32비트 부동소수점 곱셈 구현

부동소수점(32bit) 곱셈을 베릴로그로 구현해봤다.

부동소수점에 대한 이해를 마친 사람들을 위한 포스트다.

부동소수점의 설명 아래의 링크로 대체한다. 한글 버전도 있다.

https://en.wikipedia.org/wiki/Floating-point_arithmetic

Floating-point arithmetic - Wikipedia

From Wikipedia, the free encyclopedia Computer approximation for real numbers An early electromechanical programmable computer, the Z3, included floating-point arithmetic (replica on display at Deutsches Museum in Munich). In computing, floating-point arit

en.wikipedia.org

베릴로그는 기본적으로 fixed point로 값을 표현한다.

따라서 float multiplication을 위해서는 float의 형식에 맞게 연산을 해줘야한다.

Single precision의 특수 케이스는 exponent에 있기 때문에, Out of Bound 케이스의 경우 exponent를 특수한 값(255, 0)으로 바꾸고 Mantissa의 경우 0으로 바꾸면 된다. 어차피 무한대 혹은 0이니까 합당하다.

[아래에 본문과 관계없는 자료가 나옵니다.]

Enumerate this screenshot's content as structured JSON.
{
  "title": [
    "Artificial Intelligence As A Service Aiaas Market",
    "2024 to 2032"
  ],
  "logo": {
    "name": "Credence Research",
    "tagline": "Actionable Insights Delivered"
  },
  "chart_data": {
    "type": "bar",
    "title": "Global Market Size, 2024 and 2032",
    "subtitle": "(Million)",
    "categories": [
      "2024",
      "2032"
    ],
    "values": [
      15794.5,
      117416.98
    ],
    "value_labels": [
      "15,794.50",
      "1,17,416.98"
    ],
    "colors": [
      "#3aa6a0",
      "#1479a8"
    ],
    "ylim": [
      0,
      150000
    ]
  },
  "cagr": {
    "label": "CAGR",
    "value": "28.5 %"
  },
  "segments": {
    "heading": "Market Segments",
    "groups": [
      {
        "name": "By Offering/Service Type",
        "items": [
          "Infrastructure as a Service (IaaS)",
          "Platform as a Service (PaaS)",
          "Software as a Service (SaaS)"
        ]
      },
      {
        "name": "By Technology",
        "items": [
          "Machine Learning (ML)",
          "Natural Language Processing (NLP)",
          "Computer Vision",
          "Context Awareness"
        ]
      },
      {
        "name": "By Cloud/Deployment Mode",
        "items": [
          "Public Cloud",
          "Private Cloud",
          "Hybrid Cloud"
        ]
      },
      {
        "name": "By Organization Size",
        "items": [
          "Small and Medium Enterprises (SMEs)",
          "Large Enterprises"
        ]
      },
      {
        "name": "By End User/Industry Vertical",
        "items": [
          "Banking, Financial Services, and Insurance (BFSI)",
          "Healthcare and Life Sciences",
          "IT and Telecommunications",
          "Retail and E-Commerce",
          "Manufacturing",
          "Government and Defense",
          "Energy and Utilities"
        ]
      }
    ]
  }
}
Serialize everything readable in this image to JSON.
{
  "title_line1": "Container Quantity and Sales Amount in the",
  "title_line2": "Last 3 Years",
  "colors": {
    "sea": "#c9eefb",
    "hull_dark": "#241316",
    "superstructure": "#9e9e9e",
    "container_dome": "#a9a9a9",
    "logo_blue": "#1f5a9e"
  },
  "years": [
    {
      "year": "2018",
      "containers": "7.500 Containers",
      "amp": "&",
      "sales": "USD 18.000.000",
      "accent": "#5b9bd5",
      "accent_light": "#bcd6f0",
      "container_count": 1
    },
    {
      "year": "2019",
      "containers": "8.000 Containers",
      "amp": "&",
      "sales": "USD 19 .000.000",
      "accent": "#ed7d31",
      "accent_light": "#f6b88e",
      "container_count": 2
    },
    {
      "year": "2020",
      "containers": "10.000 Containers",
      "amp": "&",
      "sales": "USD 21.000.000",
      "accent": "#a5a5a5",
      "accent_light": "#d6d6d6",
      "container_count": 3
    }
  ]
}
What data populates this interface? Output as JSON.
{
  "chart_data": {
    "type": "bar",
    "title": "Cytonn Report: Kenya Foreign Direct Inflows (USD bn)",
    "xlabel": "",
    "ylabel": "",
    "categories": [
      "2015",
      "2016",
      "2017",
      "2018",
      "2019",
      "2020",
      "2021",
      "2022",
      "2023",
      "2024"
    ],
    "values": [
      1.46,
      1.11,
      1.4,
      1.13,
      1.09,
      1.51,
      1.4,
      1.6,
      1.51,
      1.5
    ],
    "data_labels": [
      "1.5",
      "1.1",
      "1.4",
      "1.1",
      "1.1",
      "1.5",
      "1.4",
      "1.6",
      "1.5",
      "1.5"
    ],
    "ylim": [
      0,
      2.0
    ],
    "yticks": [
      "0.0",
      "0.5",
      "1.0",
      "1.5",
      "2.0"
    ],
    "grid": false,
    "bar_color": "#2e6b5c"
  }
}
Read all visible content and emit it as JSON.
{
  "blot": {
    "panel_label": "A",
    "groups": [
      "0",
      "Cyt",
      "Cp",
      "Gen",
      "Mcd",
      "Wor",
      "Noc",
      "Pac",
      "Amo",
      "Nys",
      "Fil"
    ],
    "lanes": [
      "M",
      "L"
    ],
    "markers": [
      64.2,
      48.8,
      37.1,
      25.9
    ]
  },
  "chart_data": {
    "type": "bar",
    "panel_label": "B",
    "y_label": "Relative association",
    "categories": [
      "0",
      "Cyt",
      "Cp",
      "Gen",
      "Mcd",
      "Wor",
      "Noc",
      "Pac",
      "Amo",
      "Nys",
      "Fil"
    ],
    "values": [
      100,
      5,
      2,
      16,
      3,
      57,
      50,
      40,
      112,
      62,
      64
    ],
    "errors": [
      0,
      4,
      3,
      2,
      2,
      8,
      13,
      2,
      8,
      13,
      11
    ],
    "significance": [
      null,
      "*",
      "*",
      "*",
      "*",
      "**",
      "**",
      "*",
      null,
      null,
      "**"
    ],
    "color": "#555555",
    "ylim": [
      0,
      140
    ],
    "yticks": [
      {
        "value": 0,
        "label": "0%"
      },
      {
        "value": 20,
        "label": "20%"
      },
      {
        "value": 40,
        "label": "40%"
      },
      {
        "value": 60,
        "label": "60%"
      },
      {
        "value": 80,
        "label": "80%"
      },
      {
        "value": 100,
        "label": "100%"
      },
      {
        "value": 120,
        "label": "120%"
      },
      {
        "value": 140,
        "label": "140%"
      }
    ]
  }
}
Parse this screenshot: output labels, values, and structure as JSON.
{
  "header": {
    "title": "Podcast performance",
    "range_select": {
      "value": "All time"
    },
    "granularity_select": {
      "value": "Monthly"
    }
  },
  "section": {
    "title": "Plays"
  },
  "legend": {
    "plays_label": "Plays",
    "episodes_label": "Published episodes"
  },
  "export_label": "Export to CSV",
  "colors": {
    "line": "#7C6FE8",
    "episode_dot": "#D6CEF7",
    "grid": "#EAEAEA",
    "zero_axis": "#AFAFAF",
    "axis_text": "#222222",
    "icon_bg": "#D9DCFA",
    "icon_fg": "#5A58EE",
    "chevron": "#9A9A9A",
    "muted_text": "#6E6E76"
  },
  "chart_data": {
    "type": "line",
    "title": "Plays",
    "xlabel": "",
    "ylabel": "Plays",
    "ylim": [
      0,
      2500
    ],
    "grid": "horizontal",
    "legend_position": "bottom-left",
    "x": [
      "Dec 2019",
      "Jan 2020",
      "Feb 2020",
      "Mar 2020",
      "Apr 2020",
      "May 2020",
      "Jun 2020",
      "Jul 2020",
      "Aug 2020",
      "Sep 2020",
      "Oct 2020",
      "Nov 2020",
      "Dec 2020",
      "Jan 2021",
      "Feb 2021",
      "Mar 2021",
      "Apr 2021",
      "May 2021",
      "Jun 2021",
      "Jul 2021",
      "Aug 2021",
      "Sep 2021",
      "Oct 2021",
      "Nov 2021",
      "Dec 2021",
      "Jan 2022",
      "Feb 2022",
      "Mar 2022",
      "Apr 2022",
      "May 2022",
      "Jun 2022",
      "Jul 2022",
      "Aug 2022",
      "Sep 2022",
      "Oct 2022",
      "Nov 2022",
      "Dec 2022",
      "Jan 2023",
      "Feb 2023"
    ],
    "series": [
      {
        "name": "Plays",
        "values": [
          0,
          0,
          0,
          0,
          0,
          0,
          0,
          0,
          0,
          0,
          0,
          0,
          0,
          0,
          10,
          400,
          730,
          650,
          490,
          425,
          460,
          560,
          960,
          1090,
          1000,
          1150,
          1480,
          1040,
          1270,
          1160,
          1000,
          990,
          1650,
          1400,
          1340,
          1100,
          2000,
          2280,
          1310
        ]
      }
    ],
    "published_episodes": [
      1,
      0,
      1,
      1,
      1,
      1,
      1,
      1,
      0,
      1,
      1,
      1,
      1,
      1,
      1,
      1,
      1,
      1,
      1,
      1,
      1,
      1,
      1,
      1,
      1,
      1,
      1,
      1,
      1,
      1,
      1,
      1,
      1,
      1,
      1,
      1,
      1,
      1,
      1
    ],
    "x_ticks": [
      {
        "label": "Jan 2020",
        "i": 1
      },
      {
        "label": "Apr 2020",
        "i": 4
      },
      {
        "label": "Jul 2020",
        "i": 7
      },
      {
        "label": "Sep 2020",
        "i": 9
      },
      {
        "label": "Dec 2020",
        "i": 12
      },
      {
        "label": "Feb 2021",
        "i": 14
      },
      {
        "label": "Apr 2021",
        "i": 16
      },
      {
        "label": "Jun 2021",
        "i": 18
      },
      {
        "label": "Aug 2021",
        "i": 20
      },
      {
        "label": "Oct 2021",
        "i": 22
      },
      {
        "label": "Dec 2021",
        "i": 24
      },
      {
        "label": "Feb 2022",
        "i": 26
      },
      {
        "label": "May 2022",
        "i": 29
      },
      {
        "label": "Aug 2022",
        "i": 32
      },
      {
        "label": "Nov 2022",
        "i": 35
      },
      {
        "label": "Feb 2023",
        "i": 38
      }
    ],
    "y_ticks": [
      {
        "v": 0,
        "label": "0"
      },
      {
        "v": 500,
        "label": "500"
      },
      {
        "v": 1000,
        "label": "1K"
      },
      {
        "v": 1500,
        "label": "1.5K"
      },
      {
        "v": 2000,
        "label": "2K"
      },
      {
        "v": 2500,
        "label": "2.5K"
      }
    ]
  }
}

실제로 C에서도 float의 무한대 값의 16진수 표현은 0x7F800000이다.

베릴로그 코드를 살펴보자.

module float_mul
#(parameter bias = 8'h7f)
(
    output [31:0] out_float,
    input [31:0] inA_float, inB_float
);                                          // single precision multiplier

/*-----Variables' name Description-----
sign: 0 : +, 1 : -
expA/B/Out: exponent, bias with 127
expSum: underflow == [9], overflow == ([9:8] == 2'b01)
mantA/B: mantissa 1.xxxx
mantOut: mantissa (1).xxxx
mantAxB: 48bit (24x24 result) raw multiply result
inf: infinity, exp = 255 (8'hff)
zero: zero, exp = 0 (8'h00)
b47: mantAxB[47]
Under/OverFlag: Underflow/Overflow Flag
*/

parameter Zero = 8'b0;
parameter Inf = 8'hff;

wire signA, signB, signOut;
wire [7:0] expA, expB, expOut;
wire [9:0] expSum;
wire [23:0] mantA, mantB;
wire [22:0] mantOut, mantOut_bef_special;
wire infA, infB, zeroA, zeroB, b47;
wire [48-1:0] mantAxB;
wire UnderFlag, OverFlag;

assign signA = inA_float[31];
assign expA  = inA_float[30 -: 8];
assign mantA = {1'b1, inA_float[0 +: 23]};  // real mant Value

assign signB = inB_float[31];
assign expB  = inB_float[30 -: 8];
assign mantB = {1'b1, inB_float[0 +: 23]};

float_check CheckA(infA, zeroA, expA);
float_check CheckB(infB, zeroB, expB);

assign mantAxB = mantA * mantB;
assign b47 = mantAxB[47];

assign signOut = signA ^ signB;
assign expSum  = (zeroA | zeroB) ? Zero : ((infA | infB)? Inf : (expA + expB - bias + b47));
assign UnderFlag = expSum[9] || &(~expSum[7:0]);
assign OverFlag  = (expSum[9:8] == 2'b01) || (&expSum[7:0]);
assign expOut  = UnderFlag ? Zero : ((OverFlag) ? Inf : expSum[7:0]);

assign mantOut_bef_special = b47 ? (mantAxB[46 -: 23] + mantAxB[22]) : (mantAxB[45 -: 23] + mantAxB[21]);
assign mantOut = (UnderFlag || OverFlag) ? 0 : mantOut_bef_special;

assign out_float = {signOut, expOut, mantOut};

endmodule

우선 주석에 변수에 대한 설명을 적어뒀다.

sign: 0이 양수, 1이 음수
expA/B/Out: 지수부, 127 바이어스가 더해짐.
expSum: underflow == [9], overflow == ([9:8] == 2'b01)
mantA/B: 가수부 1.xxxx
mantOut: 가수부 (1).xxxx
mantAxB: 48bit (24x24 result) 가수부 곱셈 결과
inf: 무한대, exp = 255 (8'hff)
zero: 0, exp = 0 (8'h00)
b47: mantAxB[47]
Under/OverFlag: Underflow/Overflow 플래그

각 32비트 float 값을 3개로 나누었고, 각자 연산을 수행한다.

float_check는 이미 무한대거나 0인 경우를 감지하기 위해 사용된다.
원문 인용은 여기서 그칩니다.